I've found that $a.0=0.a=0$ and also $(-a)b=a(-b)=-(ab)$ and similar properties by plugging real numbers in; but that's it. I also tried constructing this operation using addition, multiplication, subtraction and division but I failed since it seems like there has to be symmetry; but with symmetry comes commutativity.
As an additive group, $\mathbb{R}$ is just isomorphic to a direct sum of $2^{\aleph_0}$ copies of $\mathbb{Q}$ (since it is a $\mathbb{Q}$-vector space so you can pick a basis). In particular, $\mathbb{R}\cong\mathbb{R}^4$ as additive groups. But there is an easy distributive and noncommutative operation on $\mathbb{R}^4$, namely matrix multiplication of $2\times 2$ matrices. So, transporting this operation along the additive isomorphism $\mathbb{R}\cong\mathbb{R}^4$ you get such an operation on $\mathbb{R}$.
This is highly nonconstructive, since you can't actually write down a basis for $\mathbb{R}$ over $\mathbb{Q}$ or an additive isomorphism $\mathbb{R}\cong\mathbb{R}^4$. In fact, it is impossible to prove the existence of such a binary operation on $\mathbb{R}$ without using the axiom of choice. This follows from the fact that there exists a model of ZF in which every additive homomorphism $\mathbb{R}\to\mathbb{R}$ is given by multiplication by a real number.
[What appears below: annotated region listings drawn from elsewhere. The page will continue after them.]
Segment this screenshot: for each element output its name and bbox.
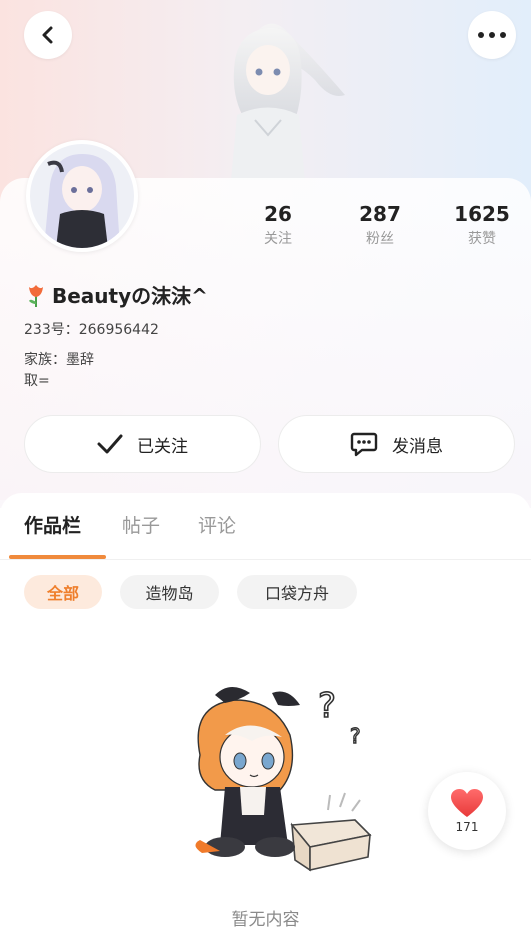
message-button[interactable]: 发消息: [278, 415, 515, 473]
avatar-image: [30, 144, 134, 248]
following-label: 关注: [264, 231, 292, 247]
more-button[interactable]: [468, 11, 516, 59]
user-id: 233号：266956442: [24, 322, 159, 338]
chip-creation-island[interactable]: 造物岛: [120, 575, 219, 609]
tab-works[interactable]: 作品栏: [24, 514, 81, 538]
empty-state-text: 暂无内容: [231, 910, 300, 930]
likes-label: 获赞: [468, 231, 496, 247]
avatar[interactable]: [26, 140, 138, 252]
message-button-label: 发消息: [392, 436, 443, 457]
empty-state-illustration: ? ?: [195, 685, 372, 872]
stat-following[interactable]: 26 关注: [238, 200, 318, 250]
back-button[interactable]: [24, 11, 72, 59]
tab-posts[interactable]: 帖子: [122, 514, 160, 538]
likes-count: 1625: [454, 202, 510, 226]
follow-button-label: 已关注: [137, 436, 188, 457]
chip-all[interactable]: 全部: [24, 575, 102, 609]
stat-followers[interactable]: 287 粉丝: [340, 200, 420, 250]
followers-label: 粉丝: [366, 231, 394, 247]
bio-text: 取=: [24, 373, 50, 389]
nickname-text: Beautyの沫沫^: [52, 284, 208, 308]
banner-character-image: [231, 23, 345, 180]
check-icon: [97, 434, 123, 454]
followers-count: 287: [359, 202, 401, 226]
following-count: 26: [264, 202, 292, 226]
svg-text:?: ?: [350, 724, 361, 748]
tulip-icon: [29, 284, 43, 307]
tab-comments[interactable]: 评论: [198, 514, 236, 538]
follow-button[interactable]: 已关注: [24, 415, 261, 473]
chevron-left-icon: [42, 26, 53, 44]
chat-bubble-icon: [350, 432, 378, 457]
ellipsis-icon: [478, 32, 506, 38]
family-info: 家族：墨辞: [24, 352, 94, 368]
svg-text:?: ?: [318, 686, 336, 726]
heart-icon: [451, 789, 483, 817]
chip-pocket-ark[interactable]: 口袋方舟: [237, 575, 357, 609]
stat-likes[interactable]: 1625 获赞: [442, 200, 522, 250]
like-count: 171: [455, 820, 479, 834]
nickname: Beautyの沫沫^: [24, 280, 208, 309]
like-button[interactable]: 171: [428, 772, 506, 850]
tab-divider: [0, 559, 531, 560]
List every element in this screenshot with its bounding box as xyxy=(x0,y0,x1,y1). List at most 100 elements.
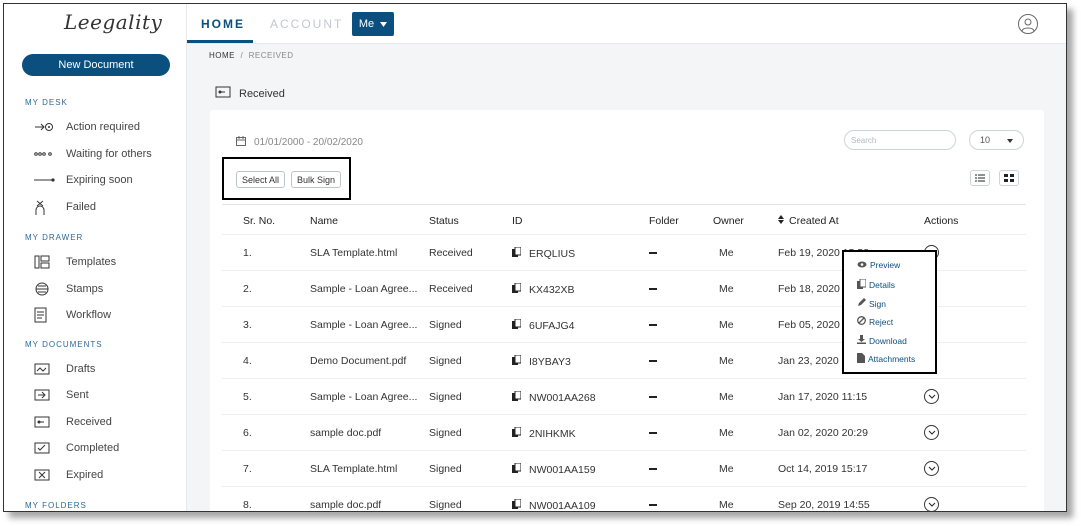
user-avatar-icon[interactable] xyxy=(1018,14,1038,34)
copy-icon[interactable] xyxy=(512,498,522,511)
cell-sr: 2. xyxy=(243,283,252,295)
search-input[interactable]: Search xyxy=(844,130,956,150)
row-actions-chevron-icon[interactable] xyxy=(924,425,939,440)
table-row[interactable]: 5. Sample - Loan Agree... Signed NW001AA… xyxy=(222,378,1026,414)
menu-item-reject[interactable]: Reject xyxy=(857,316,893,327)
grid-view-icon[interactable] xyxy=(999,170,1019,186)
bulk-actions-highlight: Select All Bulk Sign xyxy=(222,157,351,200)
table-row[interactable]: 6. sample doc.pdf Signed 2NIHKMK Me Jan … xyxy=(222,414,1026,450)
active-tab-indicator xyxy=(187,40,253,43)
cell-id-text: ERQLIUS xyxy=(529,247,576,260)
failed-icon xyxy=(34,199,56,215)
per-page-select[interactable]: 10 xyxy=(969,130,1024,150)
copy-icon[interactable] xyxy=(512,390,522,404)
sidebar-item-waiting[interactable]: Waiting for others xyxy=(34,145,152,163)
menu-item-details[interactable]: Details xyxy=(857,278,895,291)
sidebar-item-stamps[interactable]: Stamps xyxy=(34,280,103,298)
menu-item-attachments[interactable]: Attachments xyxy=(857,353,915,365)
page-title-text: Received xyxy=(239,87,285,100)
cell-id-text: NW001AA268 xyxy=(529,391,596,404)
cell-folder-empty xyxy=(649,324,657,326)
table-row[interactable]: 8. sample doc.pdf Signed NW001AA109 Me S… xyxy=(222,486,1026,512)
eye-icon xyxy=(857,260,867,270)
cell-owner: Me xyxy=(719,355,734,367)
cell-name: Sample - Loan Agree... xyxy=(310,283,418,295)
me-dropdown-button[interactable]: Me xyxy=(352,12,394,36)
breadcrumb-home[interactable]: HOME xyxy=(209,51,235,60)
list-view-icon[interactable] xyxy=(970,170,990,186)
sidebar-item-action-required[interactable]: Action required xyxy=(34,118,140,136)
file-icon xyxy=(857,353,865,365)
row-actions-chevron-icon[interactable] xyxy=(924,461,939,476)
cell-status: Signed xyxy=(429,319,462,331)
menu-item-preview[interactable]: Preview xyxy=(857,260,900,270)
sidebar-item-expiring[interactable]: Expiring soon xyxy=(34,171,133,189)
cell-id-text: I8YBAY3 xyxy=(529,355,571,368)
cell-id-text: NW001AA109 xyxy=(529,499,596,512)
table-row[interactable]: 7. SLA Template.html Signed NW001AA159 M… xyxy=(222,450,1026,486)
sidebar-item-received[interactable]: Received xyxy=(34,413,112,431)
copy-icon[interactable] xyxy=(512,462,522,476)
copy-icon[interactable] xyxy=(512,426,522,440)
sidebar-item-workflow[interactable]: Workflow xyxy=(34,306,111,324)
cell-folder-empty xyxy=(649,504,657,506)
sidebar-item-templates[interactable]: Templates xyxy=(34,253,116,271)
expiring-icon xyxy=(34,175,56,185)
row-actions-chevron-icon[interactable] xyxy=(924,497,939,511)
cell-owner: Me xyxy=(719,319,734,331)
menu-item-download[interactable]: Download xyxy=(857,335,907,346)
sidebar-item-label: Waiting for others xyxy=(66,148,152,160)
header-created-at[interactable]: Created At xyxy=(778,215,839,227)
copy-icon[interactable] xyxy=(512,354,522,368)
sidebar-item-completed[interactable]: Completed xyxy=(34,439,119,457)
workflow-icon xyxy=(34,307,56,323)
expired-icon xyxy=(34,469,56,481)
sidebar-item-drafts[interactable]: Drafts xyxy=(34,360,95,378)
menu-item-label: Reject xyxy=(869,316,894,327)
menu-item-label: Details xyxy=(869,280,895,290)
new-document-button[interactable]: New Document xyxy=(22,54,170,76)
menu-item-label: Sign xyxy=(869,298,887,309)
cell-status: Signed xyxy=(429,391,462,403)
cell-id-text: NW001AA159 xyxy=(529,463,596,476)
bulk-sign-button[interactable]: Bulk Sign xyxy=(291,171,342,188)
cell-created: Jan 17, 2020 11:15 xyxy=(778,391,868,403)
row-actions-chevron-icon[interactable] xyxy=(924,389,939,404)
cell-id-text: KX432XB xyxy=(529,283,575,296)
cell-id: 2NIHKMK xyxy=(512,426,576,440)
menu-item-sign[interactable]: Sign xyxy=(857,298,886,309)
copy-icon[interactable] xyxy=(512,246,522,260)
tab-home[interactable]: HOME xyxy=(201,17,245,31)
sidebar-item-failed[interactable]: Failed xyxy=(34,198,96,216)
cell-owner: Me xyxy=(719,247,734,259)
cell-created: Oct 14, 2019 15:17 xyxy=(778,463,868,475)
per-page-value: 10 xyxy=(980,135,991,145)
copy-icon[interactable] xyxy=(512,282,522,296)
actions-dropdown-menu: Preview Details Sign Reject Download Att… xyxy=(842,250,937,374)
cell-created: Sep 20, 2019 14:55 xyxy=(778,499,870,511)
received-icon xyxy=(215,86,231,101)
breadcrumb-separator: / xyxy=(240,51,244,60)
page-title: Received xyxy=(215,86,285,101)
header-id: ID xyxy=(512,215,523,227)
cell-status: Signed xyxy=(429,427,462,439)
copy-icon[interactable] xyxy=(512,318,522,332)
cell-folder-empty xyxy=(649,432,657,434)
cell-name: Sample - Loan Agree... xyxy=(310,391,418,403)
sidebar-item-expired[interactable]: Expired xyxy=(34,466,103,484)
date-range-picker[interactable]: 01/01/2000 - 20/02/2020 xyxy=(236,136,363,149)
sidebar-item-label: Failed xyxy=(66,201,96,213)
sidebar: Leegality New Document MY DESK Action re… xyxy=(4,4,187,511)
menu-item-label: Preview xyxy=(870,260,901,270)
cell-sr: 7. xyxy=(243,463,252,475)
header-folder: Folder xyxy=(649,215,679,227)
ban-icon xyxy=(857,316,866,327)
select-all-button[interactable]: Select All xyxy=(236,171,286,188)
cell-id: I8YBAY3 xyxy=(512,354,571,368)
sidebar-item-label: Drafts xyxy=(66,363,96,375)
tab-account[interactable]: ACCOUNT xyxy=(270,17,343,31)
cell-id-text: 2NIHKMK xyxy=(529,427,576,440)
cell-id: KX432XB xyxy=(512,282,575,296)
section-my-desk: MY DESK xyxy=(25,98,68,107)
sidebar-item-sent[interactable]: Sent xyxy=(34,386,89,404)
So, if you have your binary operation $*$, for each $a\in\mathbb{R}$, the map $b\mapsto a*b$ is an additive homomorphism and thus must have the form $a*b=f(a)b$ for some $f(a)\in\mathbb{R}$. But now the other distributive law says that $a\mapsto f(a)$ is a homomorphism, so it is multiplication by some constant $c\in \mathbb{R}$. That is, your multiplication must have the form $a*b=cab$ for a constant $c$, which is commutative.